Xi knows Zhejiang well and Hangzhou in particular. He likely envisions a scenario in which the public realizes that dominant private companies no longer rule. This will likely take place in Hangzhou first and then across the country.
That is why Zhejiang, home to many large private companies, was chosen over Beijing, the stronghold of state-owned companies, as the model area for common prosperity.
In going after the rich, it cannot be that the local Hangzhou government colludes with large target companies.
The crackdown on top official Zhou, then, was likely an attempt to demonstrate the seriousness of the return to socialism. While the purge of a fellow insider might be painful for the faction, it was a necessary sacrifice.
For Zhou’s part, he miscalculated the suitable distance between political leaders and private companies.
A Hong Kong newspaper reported allegations that the former top Hangzhou official’s family had acquired shares in Ant Group, Alibaba’s financial arm, before the company’s planned initial public offering. Ant Group issued a statement on Sunday night, a day after the announcement of the probe, categorically denying the Zhou family’s alleged purchase of company shares.
Ant Group “strictly followed laws and regulations” in an “open and transparent” IPO process, the company said. It added,
“The rumors about [a] certain person taking shares in the company are false, not to mention sudden share buying or refund.”
Alongside the investigation into Zhou, the party’s Central Commission for Discipline Inspection announced it has launched a widespread campaign to root out inappropriate government-business ties. Some 25,000 officials will be subject to a probe.
The announcement signals that no stone will be left unturned. The investigation will cover not only local bureaucrats but also their spouses, their children, their children’s spouses and former local bureaucrats who retired within the past three years.

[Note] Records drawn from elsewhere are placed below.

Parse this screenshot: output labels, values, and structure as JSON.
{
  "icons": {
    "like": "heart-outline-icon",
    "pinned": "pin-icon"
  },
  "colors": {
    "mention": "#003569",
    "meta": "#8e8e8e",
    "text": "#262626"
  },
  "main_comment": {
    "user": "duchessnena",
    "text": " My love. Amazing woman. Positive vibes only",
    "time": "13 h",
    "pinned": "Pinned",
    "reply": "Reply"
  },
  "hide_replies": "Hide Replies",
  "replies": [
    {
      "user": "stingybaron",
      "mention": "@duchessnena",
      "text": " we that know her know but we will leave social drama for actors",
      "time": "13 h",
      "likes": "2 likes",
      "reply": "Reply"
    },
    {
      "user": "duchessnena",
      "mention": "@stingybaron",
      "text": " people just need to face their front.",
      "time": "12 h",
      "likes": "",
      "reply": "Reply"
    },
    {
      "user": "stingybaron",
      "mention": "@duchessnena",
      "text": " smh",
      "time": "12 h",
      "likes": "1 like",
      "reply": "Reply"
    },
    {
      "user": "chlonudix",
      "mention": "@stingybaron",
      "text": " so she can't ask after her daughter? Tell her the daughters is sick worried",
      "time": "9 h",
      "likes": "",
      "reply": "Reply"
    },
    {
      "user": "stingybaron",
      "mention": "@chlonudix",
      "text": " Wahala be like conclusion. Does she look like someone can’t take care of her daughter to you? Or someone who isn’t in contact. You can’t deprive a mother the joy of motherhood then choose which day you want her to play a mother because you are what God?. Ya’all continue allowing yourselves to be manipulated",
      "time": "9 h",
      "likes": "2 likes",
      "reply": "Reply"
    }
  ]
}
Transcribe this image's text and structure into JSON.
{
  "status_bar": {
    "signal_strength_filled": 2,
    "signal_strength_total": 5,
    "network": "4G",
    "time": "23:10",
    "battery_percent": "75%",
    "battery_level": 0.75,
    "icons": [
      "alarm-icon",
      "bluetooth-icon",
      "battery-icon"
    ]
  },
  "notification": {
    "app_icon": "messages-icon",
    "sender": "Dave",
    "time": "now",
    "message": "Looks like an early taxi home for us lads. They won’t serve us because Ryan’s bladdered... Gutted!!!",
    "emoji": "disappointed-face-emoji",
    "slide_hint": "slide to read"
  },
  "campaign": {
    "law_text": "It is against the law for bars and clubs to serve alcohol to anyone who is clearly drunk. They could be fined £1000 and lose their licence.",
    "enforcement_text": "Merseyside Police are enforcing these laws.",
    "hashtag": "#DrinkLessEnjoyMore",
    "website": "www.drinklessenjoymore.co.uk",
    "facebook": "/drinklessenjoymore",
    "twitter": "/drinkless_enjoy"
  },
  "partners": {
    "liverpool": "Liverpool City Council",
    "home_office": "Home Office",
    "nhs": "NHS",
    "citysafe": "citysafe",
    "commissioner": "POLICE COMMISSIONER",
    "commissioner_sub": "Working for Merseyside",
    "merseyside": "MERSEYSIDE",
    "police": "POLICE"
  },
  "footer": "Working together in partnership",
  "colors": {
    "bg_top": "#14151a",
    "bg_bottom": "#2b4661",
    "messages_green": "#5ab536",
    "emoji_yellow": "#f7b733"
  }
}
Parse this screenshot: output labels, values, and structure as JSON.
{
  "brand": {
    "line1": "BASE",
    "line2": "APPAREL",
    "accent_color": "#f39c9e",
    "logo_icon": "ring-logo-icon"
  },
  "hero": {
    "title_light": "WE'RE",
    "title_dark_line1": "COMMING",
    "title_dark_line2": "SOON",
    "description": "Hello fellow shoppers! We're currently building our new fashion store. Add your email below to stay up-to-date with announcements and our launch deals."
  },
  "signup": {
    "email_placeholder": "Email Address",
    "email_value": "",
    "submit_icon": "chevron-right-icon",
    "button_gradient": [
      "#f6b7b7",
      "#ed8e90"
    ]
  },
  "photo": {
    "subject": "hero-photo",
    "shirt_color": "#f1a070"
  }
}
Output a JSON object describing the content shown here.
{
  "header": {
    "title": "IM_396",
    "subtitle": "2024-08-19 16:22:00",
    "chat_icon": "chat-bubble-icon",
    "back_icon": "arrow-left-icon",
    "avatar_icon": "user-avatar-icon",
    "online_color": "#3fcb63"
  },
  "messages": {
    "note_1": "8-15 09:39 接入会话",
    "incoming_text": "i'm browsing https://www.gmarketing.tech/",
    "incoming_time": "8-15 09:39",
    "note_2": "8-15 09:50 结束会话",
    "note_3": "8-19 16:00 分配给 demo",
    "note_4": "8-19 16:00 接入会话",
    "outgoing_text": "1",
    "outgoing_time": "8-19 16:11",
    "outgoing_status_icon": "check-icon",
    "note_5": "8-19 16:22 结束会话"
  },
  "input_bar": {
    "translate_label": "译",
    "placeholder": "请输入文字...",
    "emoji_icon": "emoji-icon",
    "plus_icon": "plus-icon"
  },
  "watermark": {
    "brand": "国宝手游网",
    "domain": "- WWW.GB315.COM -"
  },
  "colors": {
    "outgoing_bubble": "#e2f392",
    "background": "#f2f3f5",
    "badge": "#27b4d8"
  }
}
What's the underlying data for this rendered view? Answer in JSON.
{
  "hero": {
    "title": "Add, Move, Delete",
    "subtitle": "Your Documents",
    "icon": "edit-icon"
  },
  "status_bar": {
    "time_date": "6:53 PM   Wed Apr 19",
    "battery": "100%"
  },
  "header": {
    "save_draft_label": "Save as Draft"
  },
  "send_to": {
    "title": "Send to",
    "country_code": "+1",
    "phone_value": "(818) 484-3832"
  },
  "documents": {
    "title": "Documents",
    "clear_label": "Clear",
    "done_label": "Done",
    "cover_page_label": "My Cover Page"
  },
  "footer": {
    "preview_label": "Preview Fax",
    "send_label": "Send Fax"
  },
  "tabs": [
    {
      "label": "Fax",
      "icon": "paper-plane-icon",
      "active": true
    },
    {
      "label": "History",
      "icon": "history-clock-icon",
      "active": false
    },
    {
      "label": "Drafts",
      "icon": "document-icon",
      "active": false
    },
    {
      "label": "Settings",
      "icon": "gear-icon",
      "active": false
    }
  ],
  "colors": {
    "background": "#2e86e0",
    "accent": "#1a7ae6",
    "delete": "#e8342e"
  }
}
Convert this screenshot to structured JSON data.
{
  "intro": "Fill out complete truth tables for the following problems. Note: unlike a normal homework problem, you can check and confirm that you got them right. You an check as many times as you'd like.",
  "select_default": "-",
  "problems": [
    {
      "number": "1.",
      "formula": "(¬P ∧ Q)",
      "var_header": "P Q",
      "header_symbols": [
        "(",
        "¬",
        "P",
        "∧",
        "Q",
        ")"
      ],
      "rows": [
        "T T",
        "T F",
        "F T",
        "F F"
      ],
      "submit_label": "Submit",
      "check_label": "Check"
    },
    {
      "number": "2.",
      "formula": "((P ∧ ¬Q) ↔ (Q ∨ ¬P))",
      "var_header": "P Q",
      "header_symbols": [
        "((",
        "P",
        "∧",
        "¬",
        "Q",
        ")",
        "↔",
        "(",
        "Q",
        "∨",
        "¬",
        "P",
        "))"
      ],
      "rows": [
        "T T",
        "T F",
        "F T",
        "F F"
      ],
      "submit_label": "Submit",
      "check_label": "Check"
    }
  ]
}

“Zhejiang is a region that has the most developed private sector-led economy,” a Chinese businessman familiar with the local situation explained. “There are countless families that have, say, an older brother working as a bureaucrat and a younger brother being a hugely successful business executive. If government-businesses ties are scrutinized, problems big and small, including those involving family members, will certainly emerge.
About five years ago, Xi began advocating for a “new type of government-business relations.” This means that while listening to the voices of struggling private companies with familiarity and seriousness, and while resolving problems, politicians must maintain their purity and not take advantage of their power for personal gain.
To be sure, the remarks are hard to object to. But how will China “adjust excessive incomes” while maintaining the vigor of the private sector over the medium to long term?
It seems easier said than done.
(Katsuji Nakazawa is a Tokyo-based senior staff writer and editorial writer at Nikkei. He spent seven years in China as a correspondent and later as China bureau chief. He is the 2014 recipient of the Vaughn-Ueda International Journalist prize for international reporting. Courtesy: Nikkei Asia.)